If a builtin driver does async probing even before we get to being
able to load modules, this causes a spurious warning splat.

Here's a report by Marek [1]. I tried taking a stab at not warning at
least for drivers that do async probing before the initcalls are done,
but then I got confused [2] trying to understand when is the earliest
point in the bootup that request_module() can succeed. If someone can
clarify my confusion, I can try avoiding this warning for calls to
request_module() before we can load any modules. Any other ideas for
either making this warning way less trigger happy about false
positives?

[1] - https://lore.kernel.org/lkml/d5796286-ec24-511a-5910-5673f8ea8b10@xxxxxxxxxxx/
[2] - https://lore.kernel.org/lkml/CAGETcx-MHwex8tHLB1d71MAP01-3OPDZSNCUBb3iT+BtrugJmQ@xxxxxxxxxxxxxx/

Another question (pardon my ignorance) is whether we need to
async_synchronize_full() at the end of do_init_module() or if we can
limit it to a smaller domain? Looking at this history, I see that this
call was added by Linus in this commit d6de2c80e9d7 ("async: Fix
module loading async-work regression"). Are we doing the blanket
async_synchronize_full() only because we are not keeping proper track
of the async domains? And if so, then what if we have a sync domain
per module and any uses of async_schedule*() triggered by that module
is tied to the module's async domain? Then we'd only need to sync that
module's domain and we won't hit any deadlock issues.

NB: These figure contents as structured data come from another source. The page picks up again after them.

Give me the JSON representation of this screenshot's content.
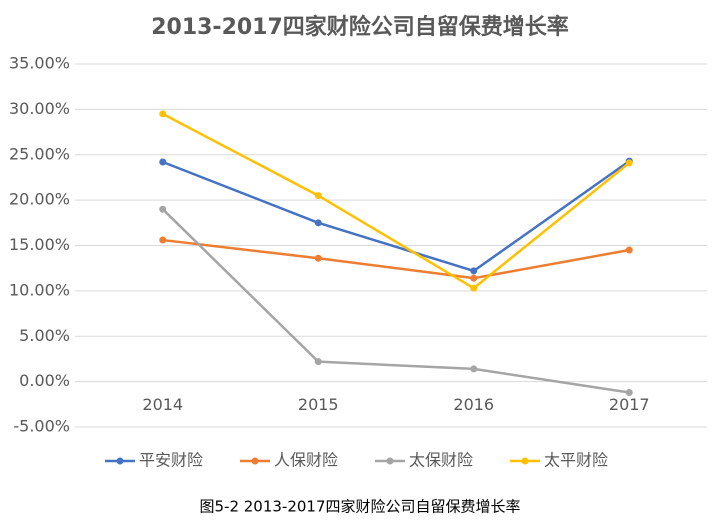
{
  "chart_data": {
    "type": "line",
    "title": "2013-2017四家财险公司自留保费增长率",
    "caption": "图5-2 2013-2017四家财险公司自留保费增长率",
    "categories": [
      "2014",
      "2015",
      "2016",
      "2017"
    ],
    "series": [
      {
        "name": "平安财险",
        "color": "#4472c4",
        "values": [
          24.2,
          17.5,
          12.2,
          24.3
        ]
      },
      {
        "name": "人保财险",
        "color": "#ed7d31",
        "values": [
          15.6,
          13.6,
          11.4,
          14.5
        ]
      },
      {
        "name": "太保财险",
        "color": "#a5a5a5",
        "values": [
          19.0,
          2.2,
          1.4,
          -1.2
        ]
      },
      {
        "name": "太平财险",
        "color": "#ffc000",
        "values": [
          29.5,
          20.5,
          10.3,
          24.1
        ]
      }
    ],
    "ylim": [
      -5,
      35
    ],
    "yticks": [
      {
        "value": -5,
        "label": "-5.00%"
      },
      {
        "value": 0,
        "label": "0.00%"
      },
      {
        "value": 5,
        "label": "5.00%"
      },
      {
        "value": 10,
        "label": "10.00%"
      },
      {
        "value": 15,
        "label": "15.00%"
      },
      {
        "value": 20,
        "label": "20.00%"
      },
      {
        "value": 25,
        "label": "25.00%"
      },
      {
        "value": 30,
        "label": "30.00%"
      },
      {
        "value": 35,
        "label": "35.00%"
      }
    ],
    "grid": true,
    "legend": "bottom"
  }
}
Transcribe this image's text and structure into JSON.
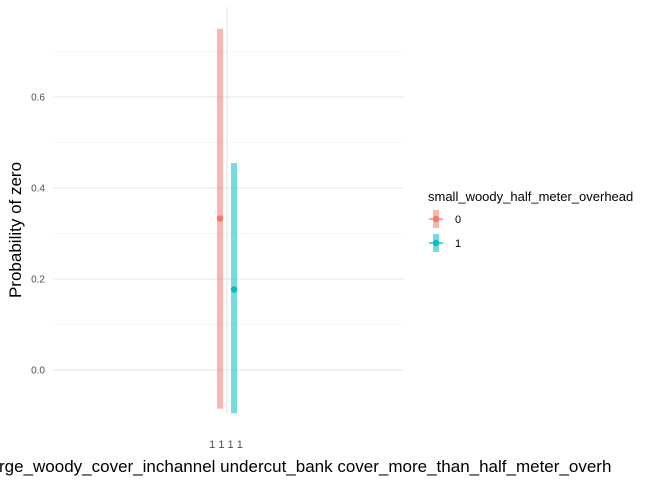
{
  "chart_data": {
    "type": "pointrange",
    "title": "",
    "xlabel": "rge_woody_cover_inchannel undercut_bank cover_more_than_half_meter_overh",
    "ylabel": "Probability of zero",
    "x_tick_label": "1 1 1 1",
    "ylim": [
      -0.1,
      0.75
    ],
    "yticks": [
      0.0,
      0.2,
      0.4,
      0.6
    ],
    "ytick_labels": [
      "0.0",
      "0.2",
      "0.4",
      "0.6"
    ],
    "grid": true,
    "legend": {
      "title": "small_woody_half_meter_overhead",
      "placement": "right"
    },
    "series": [
      {
        "name": "0",
        "color": "#F8766D",
        "estimate": 0.333,
        "lower": -0.085,
        "upper": 0.75
      },
      {
        "name": "1",
        "color": "#00BFC4",
        "estimate": 0.177,
        "lower": -0.095,
        "upper": 0.455
      }
    ]
  }
}
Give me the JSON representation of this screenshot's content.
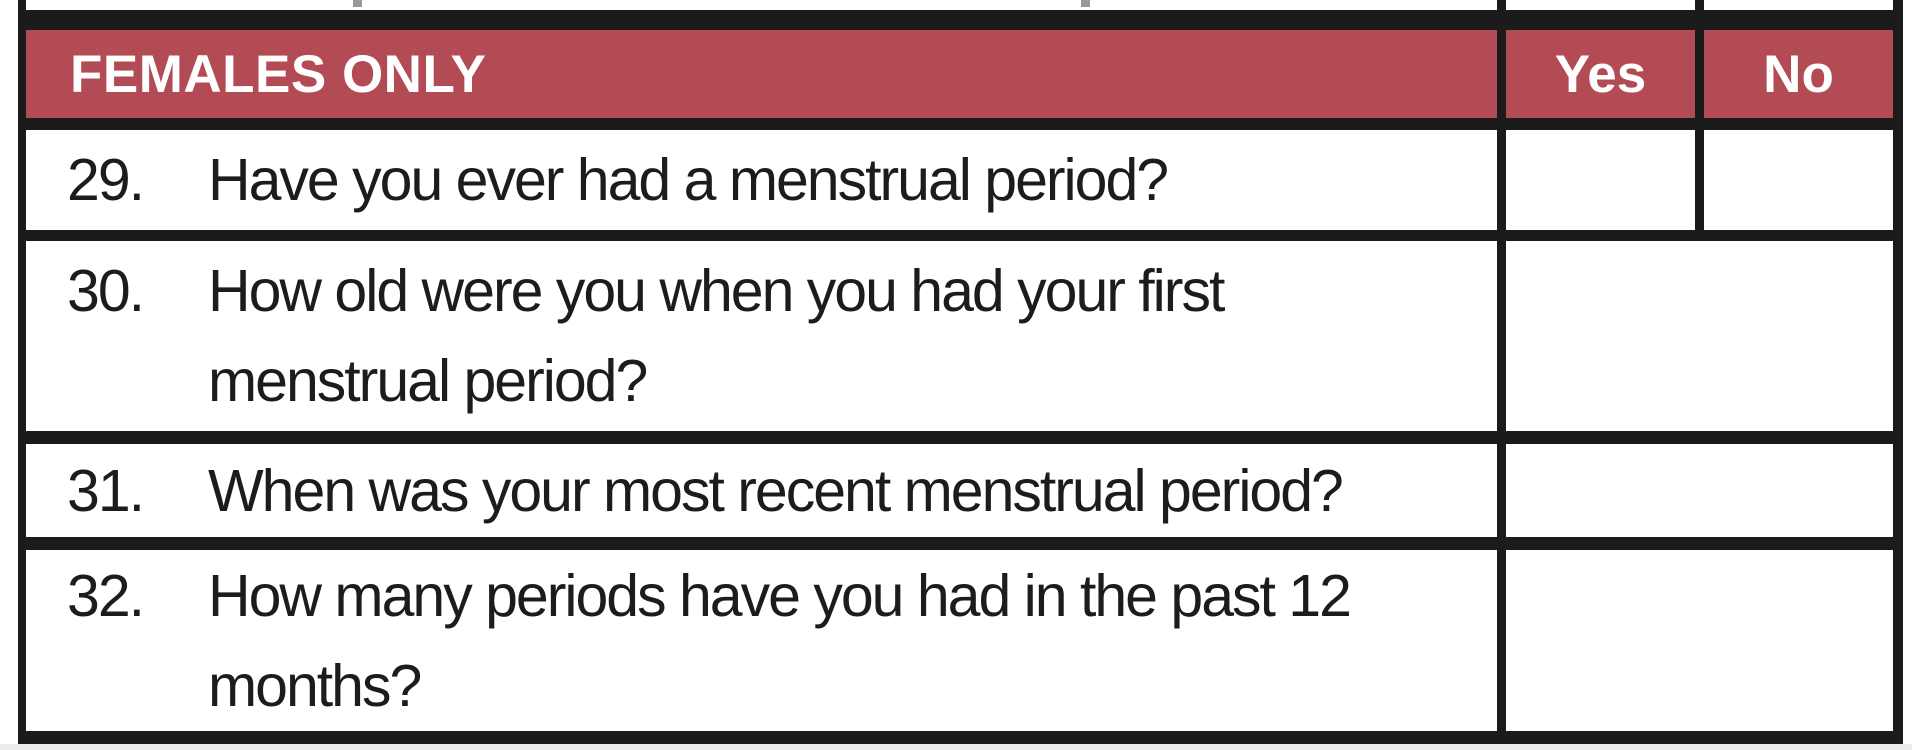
{
  "header": {
    "section_label": "FEMALES ONLY",
    "yes_label": "Yes",
    "no_label": "No"
  },
  "questions": [
    {
      "number": "29.",
      "text": "Have you ever had a menstrual period?",
      "answer_cells": "separate yes/no"
    },
    {
      "number": "30.",
      "text": "How old were you when you had your first menstrual period?",
      "answer_cells": "merged"
    },
    {
      "number": "31.",
      "text": "When was your most recent menstrual period?",
      "answer_cells": "merged"
    },
    {
      "number": "32.",
      "text": "How many periods have you had in the past 12 months?",
      "answer_cells": "merged"
    }
  ],
  "colors": {
    "header_bg": "#b34b54",
    "header_text": "#ffffff",
    "border": "#1b1b1b",
    "question_text": "#1c1c1c",
    "page_bottom": "#ececec",
    "remnant": "#9a9a9a"
  }
}
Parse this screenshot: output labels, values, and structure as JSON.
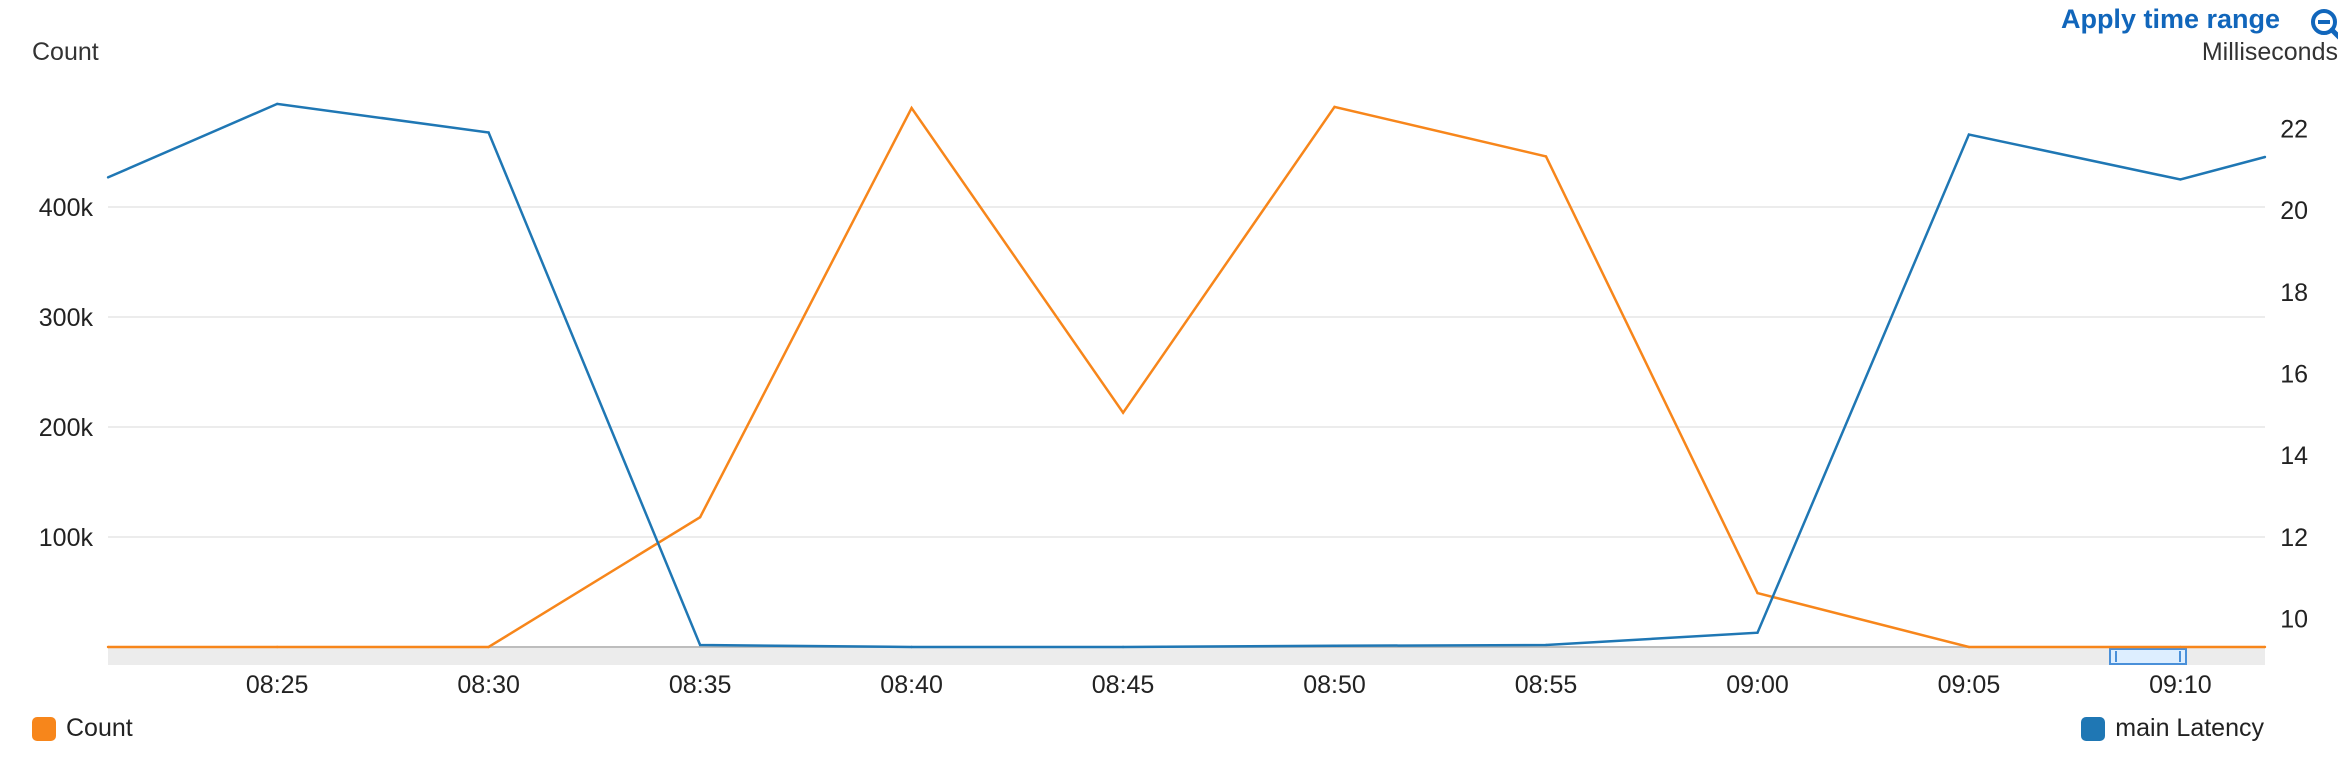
{
  "header": {
    "apply_label": "Apply time range",
    "zoom_icon": "zoom-out-icon"
  },
  "axes": {
    "left_title": "Count",
    "right_title": "Milliseconds"
  },
  "legend": {
    "count_label": "Count",
    "latency_label": "main Latency"
  },
  "colors": {
    "count": "#f7861b",
    "latency": "#1f77b4",
    "accent": "#1166bb",
    "grid": "#e6e6e6"
  },
  "chart_data": {
    "type": "line",
    "x": [
      "08:21",
      "08:25",
      "08:30",
      "08:35",
      "08:40",
      "08:45",
      "08:50",
      "08:55",
      "09:00",
      "09:05",
      "09:10",
      "09:12"
    ],
    "x_ticks": [
      "08:25",
      "08:30",
      "08:35",
      "08:40",
      "08:45",
      "08:50",
      "08:55",
      "09:00",
      "09:05",
      "09:10"
    ],
    "y_left": {
      "label": "Count",
      "ticks": [
        "100k",
        "200k",
        "300k",
        "400k"
      ],
      "ylim": [
        0,
        490000
      ]
    },
    "y_right": {
      "label": "Milliseconds",
      "ticks": [
        "10",
        "12",
        "14",
        "16",
        "18",
        "20",
        "22"
      ],
      "ylim": [
        9.3,
        22.5
      ]
    },
    "grid": true,
    "legend_position": "bottom",
    "series": [
      {
        "name": "Count",
        "axis": "left",
        "values": [
          0,
          0,
          0,
          118000,
          490000,
          213000,
          491000,
          446000,
          49000,
          0,
          0,
          0
        ]
      },
      {
        "name": "main Latency",
        "axis": "right",
        "values": [
          20.8,
          22.6,
          21.9,
          9.35,
          9.3,
          9.3,
          9.33,
          9.35,
          9.65,
          21.85,
          20.75,
          21.3
        ]
      }
    ]
  }
}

Grepping for async_schedule*() calls, I see only about 30 instances.
At a glance, it looks like most cases are:
1. Have a device/driver from which we can find the related module and
tie the async_scheduler() to that domain.
2. Just direct async_schedule*() calls from module_init() -- we can
just directly tie it to the module's domain.
3. Other?

Is this idea worth pursuing? Or am I going in a completely wrong direction?

Btw, I did see Linus's suggestion in one of the emails in this thread
(?) about just doing a synchronize full on device open. That'd seem
like it would work too, but I'm afraid to touch any file open code
path because I expect that to be a hot path.

-Saravana